Gl'insorti tentarono un ultimo
sforzo. Mentre le bande di malesi e dei tagali irrompevano dalle trincee per
contrastare il passo ai nemici, i sanguemisti, appoggiati dalle spingarde e dai
pochi e piccoli pezzi d'artiglieria, fecero alcune terribili scariche di
moschetteria, bruciando le ultime cartucce.
Gli spagnuoli, oppressi da quella
grandine di piombo e di ferro si erano arrestati esitanti e alcune colonne anzi
avevano cominciato ad indietreggiare.
La vittoria che oramai tenevano
in pugno, poteva loro sfuggire. L'eroico valore di uno dei comandanti salvò
tutto.
Il generale Zabalà, comprendendo
la gravità della situazione, si pose alla testa del 1° e 2° cacciatori e
trascinò le due colonne all'assalto.
Dinanzi alla grande trincea il prode
generale cade ferito a morte da due palle, ma ormai lo slancio è dato.
I cacciatori non si arrestano più
e si scagliano innanzi come un torrente per vendicare il loro comandante.
Una pugna terribile, feroce,
rapida s'impegna fra le due colonne d'assalto ed i sanguemisti, ma la trincea è
superata, ma la trincea è superata, i difensori vengono scacciati a colpi di
baionetta e rovesciati in Salitran, mentre le due brigate di Cornell e la
brigata marina piombavano pure sulla trincea.
Per Salitran era finita. Le
bande, atterrite, completamente disordinate da quell'impetuoso assalto,
fuggivano a precipizio da tutte le parti, travolgendo nella loro corsa furiosa
le tende, i carri, i cavalli, le donne ed i fanciulli.
Romero, che era salito su un
cavallo datogli da un amico di Hang-Tu, era stato
trascinato da quella folla di fuggenti assieme a Than-Kiù,
la quale si era impadronita d'un cavallo abbandonato.
Dinanzi alle prime case di
Salitran tentò di organizzare un'ultima resistenza per lasciar campo alle donne
ed ai fanciulli, che erano rientrati in città, di salvarsi; ma più nessuno
obbediva alla voce dei capi. Anche i sanguemisti, che pure si erano battuti con
tanta tenacia, fuggivano dinanzi ai cacciatori.
Than-Kiù, che
non lo aveva abbandonato un solo momento, afferrò il cavallo del meticcio per
le briglie, dicendo:
— Vieni, mio signore. Tutto ormai
è perduto.
— Lascia che mi faccia uccidere,
— rispose Romero, coi denti stretti.
— No, mio signore, — rispose la
fanciulla, senza abbandonare le briglie. — Non voglio che tu muoia.

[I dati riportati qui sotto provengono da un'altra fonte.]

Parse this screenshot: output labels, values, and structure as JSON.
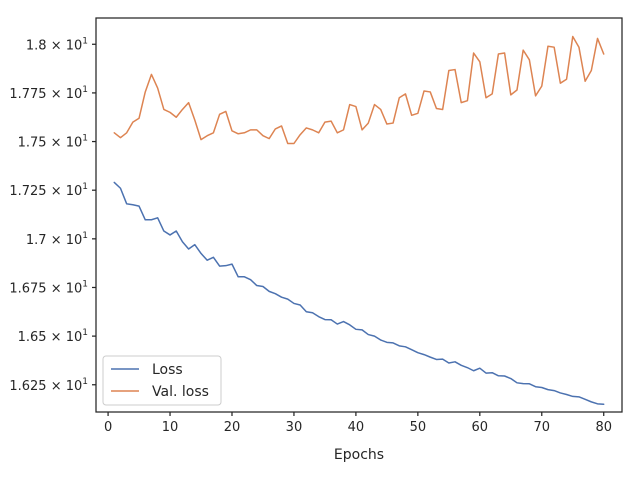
{
  "chart_data": {
    "type": "line",
    "title": "",
    "xlabel": "Epochs",
    "ylabel": "",
    "xlim": [
      -1.95,
      82.95
    ],
    "ylim": [
      16.11,
      18.135
    ],
    "grid": false,
    "legend_position": "lower-left",
    "xticks": [
      0,
      10,
      20,
      30,
      40,
      50,
      60,
      70,
      80
    ],
    "xtick_labels": [
      "0",
      "10",
      "20",
      "30",
      "40",
      "50",
      "60",
      "70",
      "80"
    ],
    "yticks": [
      {
        "value": 16.25,
        "mantissa": "1.625",
        "exp": "1"
      },
      {
        "value": 16.5,
        "mantissa": "1.65",
        "exp": "1"
      },
      {
        "value": 16.75,
        "mantissa": "1.675",
        "exp": "1"
      },
      {
        "value": 17.0,
        "mantissa": "1.7",
        "exp": "1"
      },
      {
        "value": 17.25,
        "mantissa": "1.725",
        "exp": "1"
      },
      {
        "value": 17.5,
        "mantissa": "1.75",
        "exp": "1"
      },
      {
        "value": 17.75,
        "mantissa": "1.775",
        "exp": "1"
      },
      {
        "value": 18.0,
        "mantissa": "1.8",
        "exp": "1"
      }
    ],
    "y_tick_times": "×",
    "y_tick_base": "10",
    "x": [
      1,
      2,
      3,
      4,
      5,
      6,
      7,
      8,
      9,
      10,
      11,
      12,
      13,
      14,
      15,
      16,
      17,
      18,
      19,
      20,
      21,
      22,
      23,
      24,
      25,
      26,
      27,
      28,
      29,
      30,
      31,
      32,
      33,
      34,
      35,
      36,
      37,
      38,
      39,
      40,
      41,
      42,
      43,
      44,
      45,
      46,
      47,
      48,
      49,
      50,
      51,
      52,
      53,
      54,
      55,
      56,
      57,
      58,
      59,
      60,
      61,
      62,
      63,
      64,
      65,
      66,
      67,
      68,
      69,
      70,
      71,
      72,
      73,
      74,
      75,
      76,
      77,
      78,
      79,
      80
    ],
    "series": [
      {
        "name": "Loss",
        "color": "#4c72b0",
        "values": [
          17.29,
          17.26,
          17.18,
          17.175,
          17.168,
          17.098,
          17.098,
          17.108,
          17.04,
          17.02,
          17.04,
          16.985,
          16.948,
          16.97,
          16.925,
          16.89,
          16.905,
          16.86,
          16.862,
          16.87,
          16.805,
          16.805,
          16.79,
          16.76,
          16.755,
          16.73,
          16.718,
          16.7,
          16.69,
          16.668,
          16.66,
          16.625,
          16.62,
          16.6,
          16.585,
          16.584,
          16.562,
          16.575,
          16.558,
          16.535,
          16.532,
          16.508,
          16.5,
          16.48,
          16.468,
          16.465,
          16.45,
          16.445,
          16.43,
          16.415,
          16.405,
          16.392,
          16.38,
          16.382,
          16.362,
          16.368,
          16.35,
          16.338,
          16.322,
          16.335,
          16.31,
          16.312,
          16.296,
          16.295,
          16.282,
          16.26,
          16.256,
          16.255,
          16.24,
          16.236,
          16.225,
          16.22,
          16.208,
          16.2,
          16.19,
          16.188,
          16.175,
          16.162,
          16.152,
          16.15
        ]
      },
      {
        "name": "Val. loss",
        "color": "#dd8452",
        "values": [
          17.545,
          17.52,
          17.545,
          17.6,
          17.62,
          17.755,
          17.845,
          17.775,
          17.665,
          17.65,
          17.625,
          17.665,
          17.7,
          17.61,
          17.51,
          17.53,
          17.545,
          17.64,
          17.655,
          17.555,
          17.54,
          17.545,
          17.56,
          17.56,
          17.53,
          17.515,
          17.565,
          17.58,
          17.49,
          17.49,
          17.535,
          17.57,
          17.56,
          17.545,
          17.6,
          17.605,
          17.545,
          17.56,
          17.69,
          17.68,
          17.56,
          17.595,
          17.69,
          17.665,
          17.59,
          17.595,
          17.725,
          17.745,
          17.635,
          17.645,
          17.76,
          17.755,
          17.67,
          17.665,
          17.865,
          17.87,
          17.7,
          17.71,
          17.955,
          17.91,
          17.725,
          17.745,
          17.95,
          17.955,
          17.74,
          17.765,
          17.97,
          17.92,
          17.735,
          17.785,
          17.99,
          17.985,
          17.8,
          17.82,
          18.04,
          17.985,
          17.81,
          17.865,
          18.03,
          17.95
        ]
      }
    ]
  }
}
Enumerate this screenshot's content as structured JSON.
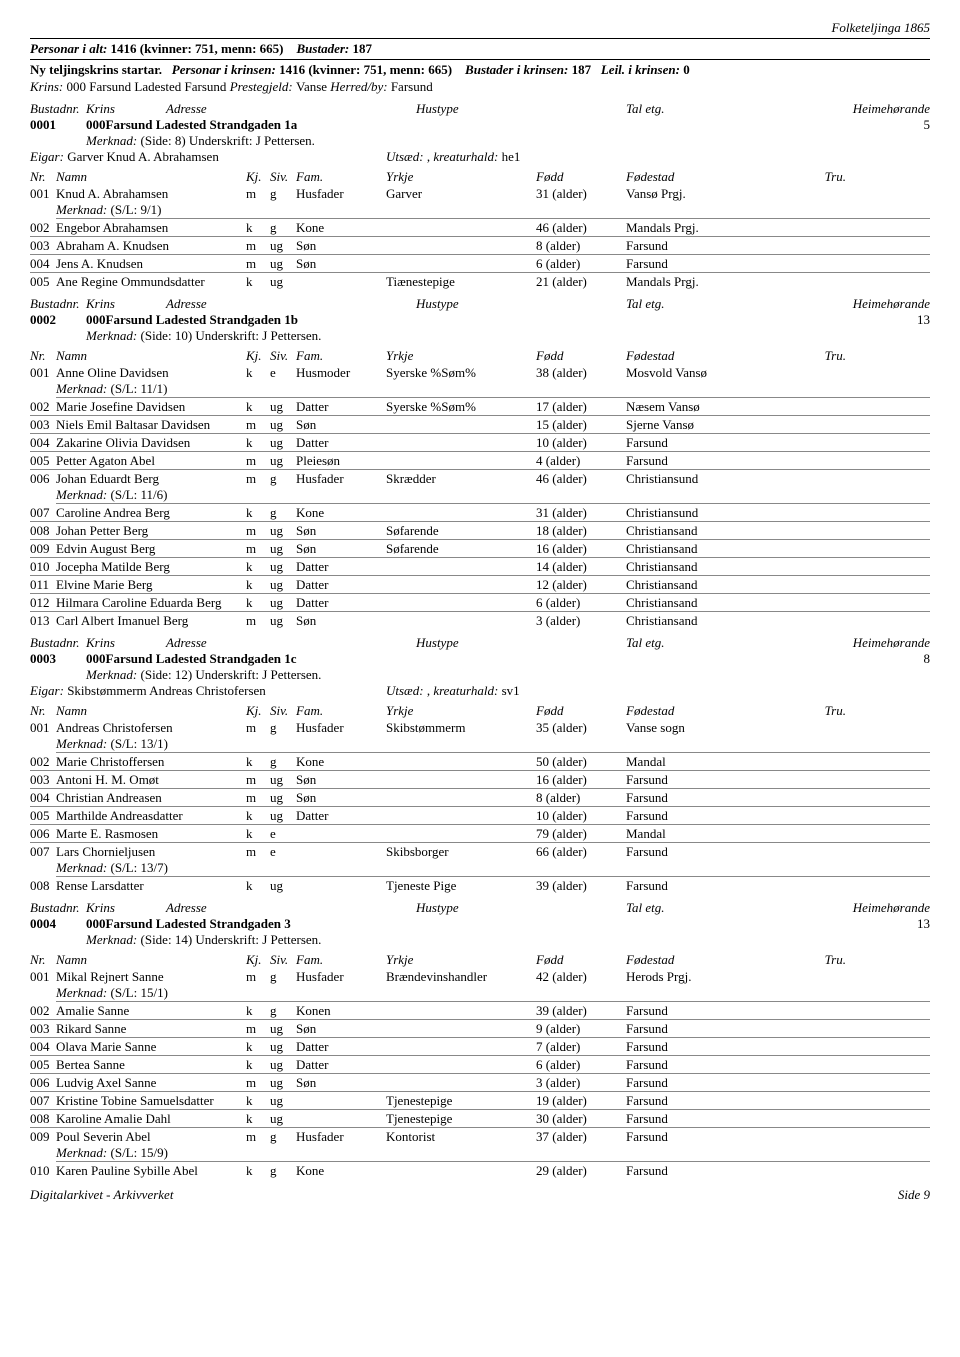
{
  "header": {
    "topRight": "Folketeljinga 1865",
    "line1_a": "Personar i alt:",
    "line1_b": "1416 (kvinner: 751, menn: 665)",
    "line1_c": "Bustader:",
    "line1_d": "187",
    "line2_a": "Ny teljingskrins startar.",
    "line2_b": "Personar i krinsen:",
    "line2_c": "1416 (kvinner: 751, menn: 665)",
    "line2_d": "Bustader i krinsen:",
    "line2_e": "187",
    "line2_f": "Leil. i krinsen:",
    "line2_g": "0",
    "krins_a": "Krins:",
    "krins_b": "000 Farsund Ladested Farsund",
    "krins_c": "Prestegjeld:",
    "krins_d": "Vanse",
    "krins_e": "Herred/by:",
    "krins_f": "Farsund"
  },
  "labels": {
    "bustadnr": "Bustadnr.",
    "krins": "Krins",
    "adresse": "Adresse",
    "hustype": "Hustype",
    "taletg": "Tal etg.",
    "heim": "Heimehørande",
    "merknad": "Merknad:",
    "eigar": "Eigar:",
    "utsaed": "Utsæd:",
    "kreatur": "kreaturhald:",
    "nr": "Nr.",
    "namn": "Namn",
    "kj": "Kj.",
    "siv": "Siv.",
    "fam": "Fam.",
    "yrkje": "Yrkje",
    "fodd": "Fødd",
    "fodestad": "Fødestad",
    "tru": "Tru."
  },
  "blocks": [
    {
      "nr": "0001",
      "krins": "000",
      "adresse": "Farsund Ladested Strandgaden 1a",
      "heim": "5",
      "merknad": "(Side: 8) Underskrift: J Pettersen.",
      "eigar": "Garver Knud A. Abrahamsen",
      "utsaed": " , ",
      "kreatur": "he1",
      "people": [
        {
          "nr": "001",
          "namn": "Knud A. Abrahamsen",
          "kj": "m",
          "siv": "g",
          "fam": "Husfader",
          "yrkje": "Garver",
          "fodd": "31 (alder)",
          "sted": "Vansø Prgj.",
          "sm": "(S/L: 9/1)"
        },
        {
          "nr": "002",
          "namn": "Engebor Abrahamsen",
          "kj": "k",
          "siv": "g",
          "fam": "Kone",
          "yrkje": "",
          "fodd": "46 (alder)",
          "sted": "Mandals Prgj."
        },
        {
          "nr": "003",
          "namn": "Abraham A. Knudsen",
          "kj": "m",
          "siv": "ug",
          "fam": "Søn",
          "yrkje": "",
          "fodd": "8 (alder)",
          "sted": "Farsund"
        },
        {
          "nr": "004",
          "namn": "Jens A. Knudsen",
          "kj": "m",
          "siv": "ug",
          "fam": "Søn",
          "yrkje": "",
          "fodd": "6 (alder)",
          "sted": "Farsund"
        },
        {
          "nr": "005",
          "namn": "Ane Regine Ommundsdatter",
          "kj": "k",
          "siv": "ug",
          "fam": "",
          "yrkje": "Tiænestepige",
          "fodd": "21 (alder)",
          "sted": "Mandals Prgj."
        }
      ]
    },
    {
      "nr": "0002",
      "krins": "000",
      "adresse": "Farsund Ladested Strandgaden 1b",
      "heim": "13",
      "merknad": "(Side: 10) Underskrift: J Pettersen.",
      "people": [
        {
          "nr": "001",
          "namn": "Anne Oline Davidsen",
          "kj": "k",
          "siv": "e",
          "fam": "Husmoder",
          "yrkje": "Syerske %Søm%",
          "fodd": "38 (alder)",
          "sted": "Mosvold Vansø",
          "sm": "(S/L: 11/1)"
        },
        {
          "nr": "002",
          "namn": "Marie Josefine Davidsen",
          "kj": "k",
          "siv": "ug",
          "fam": "Datter",
          "yrkje": "Syerske %Søm%",
          "fodd": "17 (alder)",
          "sted": "Næsem Vansø"
        },
        {
          "nr": "003",
          "namn": "Niels Emil Baltasar Davidsen",
          "kj": "m",
          "siv": "ug",
          "fam": "Søn",
          "yrkje": "",
          "fodd": "15 (alder)",
          "sted": "Sjerne Vansø"
        },
        {
          "nr": "004",
          "namn": "Zakarine Olivia Davidsen",
          "kj": "k",
          "siv": "ug",
          "fam": "Datter",
          "yrkje": "",
          "fodd": "10 (alder)",
          "sted": "Farsund"
        },
        {
          "nr": "005",
          "namn": "Petter Agaton Abel",
          "kj": "m",
          "siv": "ug",
          "fam": "Pleiesøn",
          "yrkje": "",
          "fodd": "4 (alder)",
          "sted": "Farsund"
        },
        {
          "nr": "006",
          "namn": "Johan Eduardt Berg",
          "kj": "m",
          "siv": "g",
          "fam": "Husfader",
          "yrkje": "Skrædder",
          "fodd": "46 (alder)",
          "sted": "Christiansund",
          "sm": "(S/L: 11/6)"
        },
        {
          "nr": "007",
          "namn": "Caroline Andrea Berg",
          "kj": "k",
          "siv": "g",
          "fam": "Kone",
          "yrkje": "",
          "fodd": "31 (alder)",
          "sted": "Christiansund"
        },
        {
          "nr": "008",
          "namn": "Johan Petter Berg",
          "kj": "m",
          "siv": "ug",
          "fam": "Søn",
          "yrkje": "Søfarende",
          "fodd": "18 (alder)",
          "sted": "Christiansand"
        },
        {
          "nr": "009",
          "namn": "Edvin August Berg",
          "kj": "m",
          "siv": "ug",
          "fam": "Søn",
          "yrkje": "Søfarende",
          "fodd": "16 (alder)",
          "sted": "Christiansand"
        },
        {
          "nr": "010",
          "namn": "Jocepha Matilde Berg",
          "kj": "k",
          "siv": "ug",
          "fam": "Datter",
          "yrkje": "",
          "fodd": "14 (alder)",
          "sted": "Christiansand"
        },
        {
          "nr": "011",
          "namn": "Elvine Marie Berg",
          "kj": "k",
          "siv": "ug",
          "fam": "Datter",
          "yrkje": "",
          "fodd": "12 (alder)",
          "sted": "Christiansand"
        },
        {
          "nr": "012",
          "namn": "Hilmara Caroline Eduarda Berg",
          "kj": "k",
          "siv": "ug",
          "fam": "Datter",
          "yrkje": "",
          "fodd": "6 (alder)",
          "sted": "Christiansand"
        },
        {
          "nr": "013",
          "namn": "Carl Albert Imanuel Berg",
          "kj": "m",
          "siv": "ug",
          "fam": "Søn",
          "yrkje": "",
          "fodd": "3 (alder)",
          "sted": "Christiansand"
        }
      ]
    },
    {
      "nr": "0003",
      "krins": "000",
      "adresse": "Farsund Ladested Strandgaden 1c",
      "heim": "8",
      "merknad": "(Side: 12) Underskrift: J Pettersen.",
      "eigar": "Skibstømmerm Andreas Christofersen",
      "utsaed": " , ",
      "kreatur": "sv1",
      "people": [
        {
          "nr": "001",
          "namn": "Andreas Christofersen",
          "kj": "m",
          "siv": "g",
          "fam": "Husfader",
          "yrkje": "Skibstømmerm",
          "fodd": "35 (alder)",
          "sted": "Vanse sogn",
          "sm": "(S/L: 13/1)"
        },
        {
          "nr": "002",
          "namn": "Marie Christoffersen",
          "kj": "k",
          "siv": "g",
          "fam": "Kone",
          "yrkje": "",
          "fodd": "50 (alder)",
          "sted": "Mandal"
        },
        {
          "nr": "003",
          "namn": "Antoni H. M. Omøt",
          "kj": "m",
          "siv": "ug",
          "fam": "Søn",
          "yrkje": "",
          "fodd": "16 (alder)",
          "sted": "Farsund"
        },
        {
          "nr": "004",
          "namn": "Christian Andreasen",
          "kj": "m",
          "siv": "ug",
          "fam": "Søn",
          "yrkje": "",
          "fodd": "8 (alder)",
          "sted": "Farsund"
        },
        {
          "nr": "005",
          "namn": "Marthilde Andreasdatter",
          "kj": "k",
          "siv": "ug",
          "fam": "Datter",
          "yrkje": "",
          "fodd": "10 (alder)",
          "sted": "Farsund"
        },
        {
          "nr": "006",
          "namn": "Marte E. Rasmosen",
          "kj": "k",
          "siv": "e",
          "fam": "",
          "yrkje": "",
          "fodd": "79 (alder)",
          "sted": "Mandal"
        },
        {
          "nr": "007",
          "namn": "Lars Chornieljusen",
          "kj": "m",
          "siv": "e",
          "fam": "",
          "yrkje": "Skibsborger",
          "fodd": "66 (alder)",
          "sted": "Farsund",
          "sm": "(S/L: 13/7)"
        },
        {
          "nr": "008",
          "namn": "Rense Larsdatter",
          "kj": "k",
          "siv": "ug",
          "fam": "",
          "yrkje": "Tjeneste Pige",
          "fodd": "39 (alder)",
          "sted": "Farsund"
        }
      ]
    },
    {
      "nr": "0004",
      "krins": "000",
      "adresse": "Farsund Ladested Strandgaden 3",
      "heim": "13",
      "merknad": "(Side: 14) Underskrift: J Pettersen.",
      "people": [
        {
          "nr": "001",
          "namn": "Mikal Rejnert Sanne",
          "kj": "m",
          "siv": "g",
          "fam": "Husfader",
          "yrkje": "Brændevinshandler",
          "fodd": "42 (alder)",
          "sted": "Herods Prgj.",
          "sm": "(S/L: 15/1)"
        },
        {
          "nr": "002",
          "namn": "Amalie Sanne",
          "kj": "k",
          "siv": "g",
          "fam": "Konen",
          "yrkje": "",
          "fodd": "39 (alder)",
          "sted": "Farsund"
        },
        {
          "nr": "003",
          "namn": "Rikard Sanne",
          "kj": "m",
          "siv": "ug",
          "fam": "Søn",
          "yrkje": "",
          "fodd": "9 (alder)",
          "sted": "Farsund"
        },
        {
          "nr": "004",
          "namn": "Olava Marie Sanne",
          "kj": "k",
          "siv": "ug",
          "fam": "Datter",
          "yrkje": "",
          "fodd": "7 (alder)",
          "sted": "Farsund"
        },
        {
          "nr": "005",
          "namn": "Bertea Sanne",
          "kj": "k",
          "siv": "ug",
          "fam": "Datter",
          "yrkje": "",
          "fodd": "6 (alder)",
          "sted": "Farsund"
        },
        {
          "nr": "006",
          "namn": "Ludvig Axel Sanne",
          "kj": "m",
          "siv": "ug",
          "fam": "Søn",
          "yrkje": "",
          "fodd": "3 (alder)",
          "sted": "Farsund"
        },
        {
          "nr": "007",
          "namn": "Kristine Tobine Samuelsdatter",
          "kj": "k",
          "siv": "ug",
          "fam": "",
          "yrkje": "Tjenestepige",
          "fodd": "19 (alder)",
          "sted": "Farsund"
        },
        {
          "nr": "008",
          "namn": "Karoline Amalie Dahl",
          "kj": "k",
          "siv": "ug",
          "fam": "",
          "yrkje": "Tjenestepige",
          "fodd": "30 (alder)",
          "sted": "Farsund"
        },
        {
          "nr": "009",
          "namn": "Poul Severin Abel",
          "kj": "m",
          "siv": "g",
          "fam": "Husfader",
          "yrkje": "Kontorist",
          "fodd": "37 (alder)",
          "sted": "Farsund",
          "sm": "(S/L: 15/9)"
        },
        {
          "nr": "010",
          "namn": "Karen Pauline Sybille Abel",
          "kj": "k",
          "siv": "g",
          "fam": "Kone",
          "yrkje": "",
          "fodd": "29 (alder)",
          "sted": "Farsund"
        }
      ]
    }
  ],
  "footer": {
    "left": "Digitalarkivet - Arkivverket",
    "right": "Side 9"
  }
}
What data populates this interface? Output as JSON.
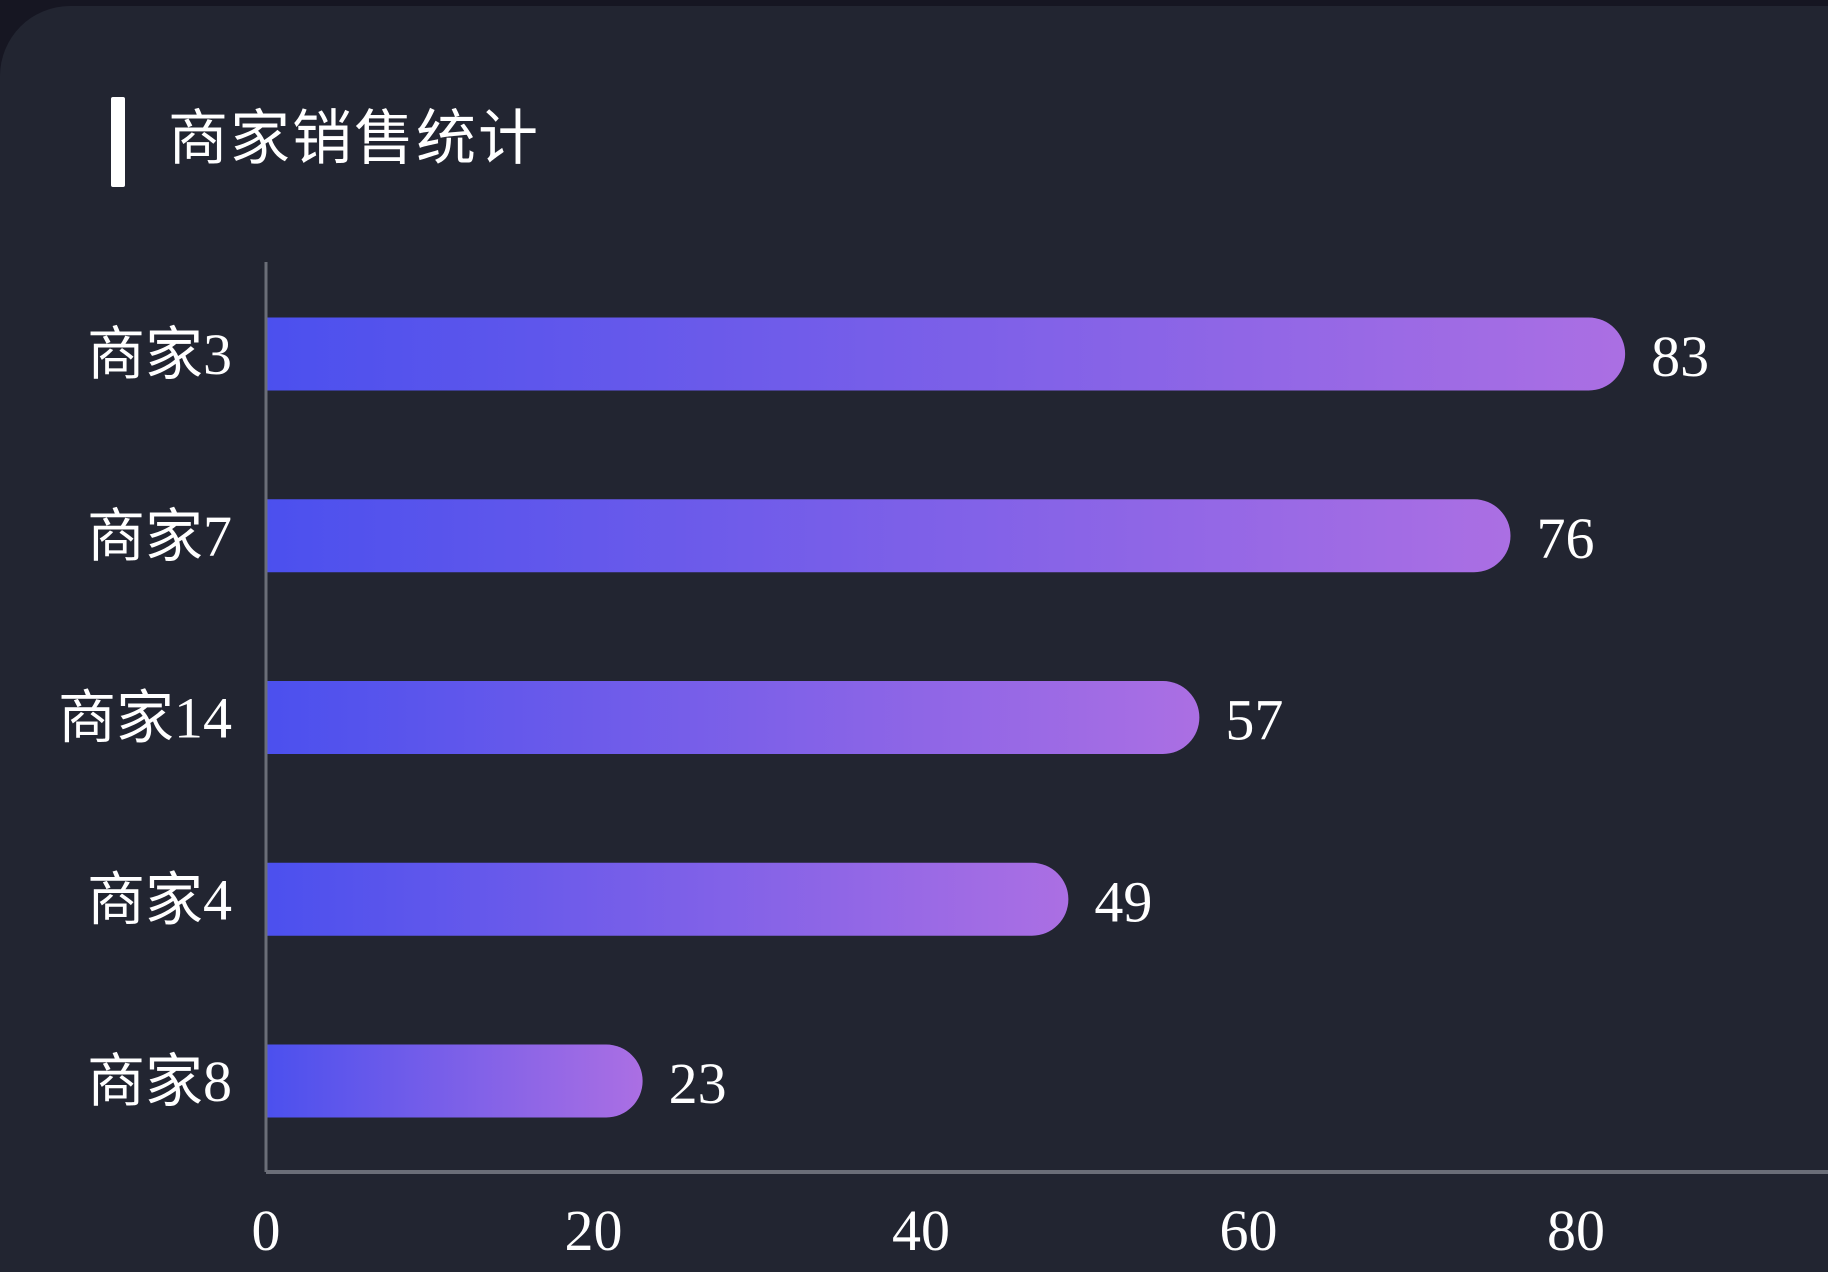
{
  "title": "商家销售统计",
  "colors": {
    "background": "#222531",
    "bar_start": "#4b50ee",
    "bar_end": "#ab6fe3",
    "axis": "#6b6e78",
    "text": "#ffffff"
  },
  "chart_data": {
    "type": "bar",
    "orientation": "horizontal",
    "title": "商家销售统计",
    "categories": [
      "商家3",
      "商家7",
      "商家14",
      "商家4",
      "商家8"
    ],
    "values": [
      83,
      76,
      57,
      49,
      23
    ],
    "xlim": [
      0,
      100
    ],
    "x_ticks": [
      "0",
      "20",
      "40",
      "60",
      "80"
    ],
    "grid": false,
    "data_labels": true
  }
}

In quell'istesso istante giunse
Hang-Tu seguito da due dozzine di cavalieri fra sanguemisti
e chinesi.
— Sàlvati, Romero, — diss'egli. —
Rimanere qui sarebbe un sacrificio inutile, mentre possiamo essere ancora utili
alla causa dell'insurrezione.
Poi vedendo che il meticcio non
lo obbediva, afferrò anch'egli le briglie del cavallo e lo trascinò in mezzo
all'onda dei fuggiaschi, seguito dalla sua piccola banda.